いま添付の枠で止まっているならPDF圧縮から開いてみてください。複数枚を出すならPDF結合で束ねてから、最後に一度だけ小さくする順番をおすすめします。

参考資料

  • ISO 32000-1「Document management: Portable document format」: PDFの内部がテキストオブジェクトと画像オブジェクトに分かれて保存される構造に関する国際標準。

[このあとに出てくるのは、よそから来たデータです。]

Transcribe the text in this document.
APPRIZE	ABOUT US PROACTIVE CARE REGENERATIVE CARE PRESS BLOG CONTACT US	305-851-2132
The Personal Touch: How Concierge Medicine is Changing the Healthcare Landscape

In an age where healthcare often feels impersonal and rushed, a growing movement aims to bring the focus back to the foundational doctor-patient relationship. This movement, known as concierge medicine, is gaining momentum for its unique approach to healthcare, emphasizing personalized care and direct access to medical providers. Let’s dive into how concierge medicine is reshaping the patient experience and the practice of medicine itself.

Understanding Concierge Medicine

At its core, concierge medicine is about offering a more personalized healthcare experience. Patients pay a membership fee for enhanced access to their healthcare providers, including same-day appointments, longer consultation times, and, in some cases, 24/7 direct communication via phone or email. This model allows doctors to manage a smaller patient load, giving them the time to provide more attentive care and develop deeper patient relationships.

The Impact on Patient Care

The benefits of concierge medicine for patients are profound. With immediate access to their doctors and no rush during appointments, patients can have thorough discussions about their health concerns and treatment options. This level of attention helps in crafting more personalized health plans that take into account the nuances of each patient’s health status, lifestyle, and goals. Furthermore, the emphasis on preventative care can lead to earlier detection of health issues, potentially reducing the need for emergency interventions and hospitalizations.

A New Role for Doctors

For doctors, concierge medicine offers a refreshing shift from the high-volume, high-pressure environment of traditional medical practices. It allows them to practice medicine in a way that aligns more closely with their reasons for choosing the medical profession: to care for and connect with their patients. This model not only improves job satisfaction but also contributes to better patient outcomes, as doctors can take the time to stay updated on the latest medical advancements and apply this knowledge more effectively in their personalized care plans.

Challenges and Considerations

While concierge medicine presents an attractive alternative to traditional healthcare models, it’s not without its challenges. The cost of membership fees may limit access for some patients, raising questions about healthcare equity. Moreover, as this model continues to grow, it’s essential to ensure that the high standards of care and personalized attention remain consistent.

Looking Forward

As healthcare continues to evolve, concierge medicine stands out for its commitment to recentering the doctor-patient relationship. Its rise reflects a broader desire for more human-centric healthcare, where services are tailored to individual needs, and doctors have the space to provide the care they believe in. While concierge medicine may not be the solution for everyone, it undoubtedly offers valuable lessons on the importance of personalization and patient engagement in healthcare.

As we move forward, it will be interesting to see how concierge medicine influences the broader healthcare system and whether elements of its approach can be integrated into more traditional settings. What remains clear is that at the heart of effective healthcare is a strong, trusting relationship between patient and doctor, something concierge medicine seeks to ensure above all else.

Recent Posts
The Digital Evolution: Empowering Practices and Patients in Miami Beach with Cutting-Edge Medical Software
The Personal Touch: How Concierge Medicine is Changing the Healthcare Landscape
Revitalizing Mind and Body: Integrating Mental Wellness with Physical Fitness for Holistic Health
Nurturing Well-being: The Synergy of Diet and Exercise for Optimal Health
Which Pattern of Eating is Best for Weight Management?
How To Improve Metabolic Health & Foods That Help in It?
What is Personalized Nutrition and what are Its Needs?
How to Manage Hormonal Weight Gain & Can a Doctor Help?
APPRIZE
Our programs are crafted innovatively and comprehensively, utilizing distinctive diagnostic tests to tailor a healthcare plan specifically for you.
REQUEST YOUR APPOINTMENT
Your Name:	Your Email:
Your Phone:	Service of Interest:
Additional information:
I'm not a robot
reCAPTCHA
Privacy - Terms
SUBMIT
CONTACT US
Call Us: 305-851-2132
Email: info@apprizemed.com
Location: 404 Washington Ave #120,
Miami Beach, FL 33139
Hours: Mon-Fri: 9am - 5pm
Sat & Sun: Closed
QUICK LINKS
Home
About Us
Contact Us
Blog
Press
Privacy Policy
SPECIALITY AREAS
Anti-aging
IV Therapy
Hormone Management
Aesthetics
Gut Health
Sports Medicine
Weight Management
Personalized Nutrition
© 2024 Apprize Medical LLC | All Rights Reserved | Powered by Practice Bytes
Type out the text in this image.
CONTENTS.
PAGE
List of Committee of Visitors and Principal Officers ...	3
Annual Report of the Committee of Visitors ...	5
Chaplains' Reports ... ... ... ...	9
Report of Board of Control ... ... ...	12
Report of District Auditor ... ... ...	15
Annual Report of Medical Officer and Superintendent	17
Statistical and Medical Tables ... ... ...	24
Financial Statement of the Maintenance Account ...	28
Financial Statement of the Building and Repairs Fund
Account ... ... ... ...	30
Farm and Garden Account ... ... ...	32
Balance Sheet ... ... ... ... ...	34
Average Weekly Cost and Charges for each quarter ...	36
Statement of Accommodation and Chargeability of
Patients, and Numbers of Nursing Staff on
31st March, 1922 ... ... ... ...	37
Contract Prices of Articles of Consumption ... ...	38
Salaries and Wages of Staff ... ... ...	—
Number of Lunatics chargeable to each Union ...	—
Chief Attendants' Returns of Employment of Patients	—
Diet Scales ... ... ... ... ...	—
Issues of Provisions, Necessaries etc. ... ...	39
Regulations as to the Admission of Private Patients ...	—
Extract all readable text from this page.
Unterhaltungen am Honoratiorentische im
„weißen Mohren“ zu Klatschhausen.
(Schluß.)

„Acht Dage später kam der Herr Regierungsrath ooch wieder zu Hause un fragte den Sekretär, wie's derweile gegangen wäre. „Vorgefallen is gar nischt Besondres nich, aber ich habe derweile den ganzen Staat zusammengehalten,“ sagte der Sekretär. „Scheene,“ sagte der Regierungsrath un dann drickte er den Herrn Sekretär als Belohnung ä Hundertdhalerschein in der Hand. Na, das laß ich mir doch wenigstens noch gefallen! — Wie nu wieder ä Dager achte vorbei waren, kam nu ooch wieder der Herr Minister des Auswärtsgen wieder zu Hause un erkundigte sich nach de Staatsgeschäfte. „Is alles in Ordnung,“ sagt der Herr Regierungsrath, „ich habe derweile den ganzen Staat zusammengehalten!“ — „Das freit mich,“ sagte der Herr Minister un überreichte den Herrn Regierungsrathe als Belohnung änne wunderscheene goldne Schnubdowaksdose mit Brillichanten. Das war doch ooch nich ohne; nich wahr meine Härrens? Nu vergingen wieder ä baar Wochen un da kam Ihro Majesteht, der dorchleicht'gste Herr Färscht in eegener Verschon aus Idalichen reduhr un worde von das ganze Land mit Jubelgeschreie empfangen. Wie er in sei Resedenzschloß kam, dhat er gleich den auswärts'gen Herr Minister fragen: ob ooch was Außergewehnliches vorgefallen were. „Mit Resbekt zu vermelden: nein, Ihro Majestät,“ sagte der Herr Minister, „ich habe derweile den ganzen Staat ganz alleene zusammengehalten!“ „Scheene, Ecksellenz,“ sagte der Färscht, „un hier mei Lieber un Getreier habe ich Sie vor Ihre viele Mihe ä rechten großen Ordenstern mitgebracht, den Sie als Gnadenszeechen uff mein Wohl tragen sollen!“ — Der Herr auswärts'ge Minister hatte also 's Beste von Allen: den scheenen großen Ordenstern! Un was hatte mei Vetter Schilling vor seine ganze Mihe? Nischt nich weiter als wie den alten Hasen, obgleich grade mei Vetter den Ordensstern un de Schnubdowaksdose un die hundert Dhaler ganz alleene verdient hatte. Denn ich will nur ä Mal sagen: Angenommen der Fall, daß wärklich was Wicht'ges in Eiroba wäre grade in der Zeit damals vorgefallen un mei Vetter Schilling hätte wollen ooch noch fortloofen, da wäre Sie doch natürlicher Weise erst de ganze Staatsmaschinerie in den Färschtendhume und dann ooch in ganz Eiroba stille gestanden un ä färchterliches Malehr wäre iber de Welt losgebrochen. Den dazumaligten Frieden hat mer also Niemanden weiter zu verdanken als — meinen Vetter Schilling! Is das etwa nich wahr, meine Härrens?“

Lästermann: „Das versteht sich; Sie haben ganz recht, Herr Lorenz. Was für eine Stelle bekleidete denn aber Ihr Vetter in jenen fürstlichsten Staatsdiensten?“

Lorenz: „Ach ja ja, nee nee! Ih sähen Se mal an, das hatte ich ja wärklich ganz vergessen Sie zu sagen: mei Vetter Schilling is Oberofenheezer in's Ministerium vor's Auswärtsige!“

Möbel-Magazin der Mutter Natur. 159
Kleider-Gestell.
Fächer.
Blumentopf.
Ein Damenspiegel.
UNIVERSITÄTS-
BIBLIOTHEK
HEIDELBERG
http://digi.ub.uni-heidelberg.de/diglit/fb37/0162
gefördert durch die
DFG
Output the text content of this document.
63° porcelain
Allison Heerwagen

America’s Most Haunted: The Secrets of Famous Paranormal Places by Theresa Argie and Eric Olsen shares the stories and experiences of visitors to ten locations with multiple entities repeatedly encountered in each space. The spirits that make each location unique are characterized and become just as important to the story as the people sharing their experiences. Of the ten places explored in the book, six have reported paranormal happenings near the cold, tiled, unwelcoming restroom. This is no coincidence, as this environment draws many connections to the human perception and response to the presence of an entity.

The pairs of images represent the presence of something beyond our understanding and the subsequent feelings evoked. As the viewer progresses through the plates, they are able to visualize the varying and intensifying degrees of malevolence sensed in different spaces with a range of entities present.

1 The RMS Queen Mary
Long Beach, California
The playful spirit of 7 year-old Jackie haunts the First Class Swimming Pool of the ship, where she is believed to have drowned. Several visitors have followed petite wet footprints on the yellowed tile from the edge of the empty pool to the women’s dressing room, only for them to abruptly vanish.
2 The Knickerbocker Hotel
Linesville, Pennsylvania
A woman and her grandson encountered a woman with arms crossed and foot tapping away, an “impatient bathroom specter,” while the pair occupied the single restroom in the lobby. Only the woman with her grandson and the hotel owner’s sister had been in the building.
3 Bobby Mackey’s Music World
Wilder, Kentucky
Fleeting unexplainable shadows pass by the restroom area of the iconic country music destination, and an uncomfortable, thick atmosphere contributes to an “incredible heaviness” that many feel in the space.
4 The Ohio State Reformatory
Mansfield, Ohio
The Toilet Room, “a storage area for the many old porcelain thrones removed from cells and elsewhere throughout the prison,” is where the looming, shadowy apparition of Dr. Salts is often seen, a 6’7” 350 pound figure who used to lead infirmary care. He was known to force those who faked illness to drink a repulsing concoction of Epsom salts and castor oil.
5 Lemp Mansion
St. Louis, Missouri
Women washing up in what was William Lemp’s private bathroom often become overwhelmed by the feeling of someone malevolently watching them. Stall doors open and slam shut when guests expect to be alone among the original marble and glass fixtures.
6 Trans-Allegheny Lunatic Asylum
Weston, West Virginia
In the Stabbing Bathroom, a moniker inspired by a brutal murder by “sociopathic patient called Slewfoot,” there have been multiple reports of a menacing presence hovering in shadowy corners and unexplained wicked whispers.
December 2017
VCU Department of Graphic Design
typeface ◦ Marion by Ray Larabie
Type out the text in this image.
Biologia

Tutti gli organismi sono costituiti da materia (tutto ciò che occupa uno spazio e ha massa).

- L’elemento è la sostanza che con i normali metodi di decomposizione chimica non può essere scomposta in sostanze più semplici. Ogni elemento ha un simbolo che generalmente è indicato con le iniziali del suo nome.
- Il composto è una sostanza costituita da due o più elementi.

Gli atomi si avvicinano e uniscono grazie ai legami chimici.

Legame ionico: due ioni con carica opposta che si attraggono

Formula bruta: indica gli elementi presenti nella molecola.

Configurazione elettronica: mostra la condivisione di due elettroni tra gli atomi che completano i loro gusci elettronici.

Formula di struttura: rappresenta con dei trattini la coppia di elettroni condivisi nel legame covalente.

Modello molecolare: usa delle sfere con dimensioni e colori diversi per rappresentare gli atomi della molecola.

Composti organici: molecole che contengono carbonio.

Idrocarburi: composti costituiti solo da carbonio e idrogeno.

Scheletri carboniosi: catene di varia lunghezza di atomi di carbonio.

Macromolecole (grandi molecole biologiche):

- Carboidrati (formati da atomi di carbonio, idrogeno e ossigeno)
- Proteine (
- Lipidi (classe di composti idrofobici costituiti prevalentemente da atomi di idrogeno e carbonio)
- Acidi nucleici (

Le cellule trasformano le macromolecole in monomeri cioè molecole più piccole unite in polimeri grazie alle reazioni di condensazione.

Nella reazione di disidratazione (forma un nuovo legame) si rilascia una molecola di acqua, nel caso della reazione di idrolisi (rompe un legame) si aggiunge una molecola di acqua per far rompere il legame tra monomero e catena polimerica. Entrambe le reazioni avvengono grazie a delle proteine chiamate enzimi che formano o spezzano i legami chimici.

  • MDN Web Docs「Image file type and format guide」: JPEGが非可逆圧縮であり、保存のたびに画質を失うことの根拠。スキャン版PDFの容量が大きく減る一方で文字がつぶれる理由でもあります。ドキュメントを見る
  • 提出先ごとの添付容量の制限と差し戻しの理由は、各機関・企業の公告文やシステムの案内によって異なります。提出の前に該当の案内を確認してください。
この記事は一般的な情報提供を目的としており、作成時点は2026年8月です。本文に書いた圧縮の結果は特定の減少率を保証するものではありません。ファイルに入っている画像の種類と解像度によって結果が大きく変わるため、重要な書類は圧縮の前に必ず元のファイルを別途保管し、提出の前に内容を目で確認してください。他社サービスに関する記述は特定の事業者を中傷する意図はなく、各サービスの方針や機能は変更されることがあるので、利用の前に公式の案内を直接ご確認ください。文書を他人名義で偽造したり内容を改ざんしたりする用途に使用してはなりません。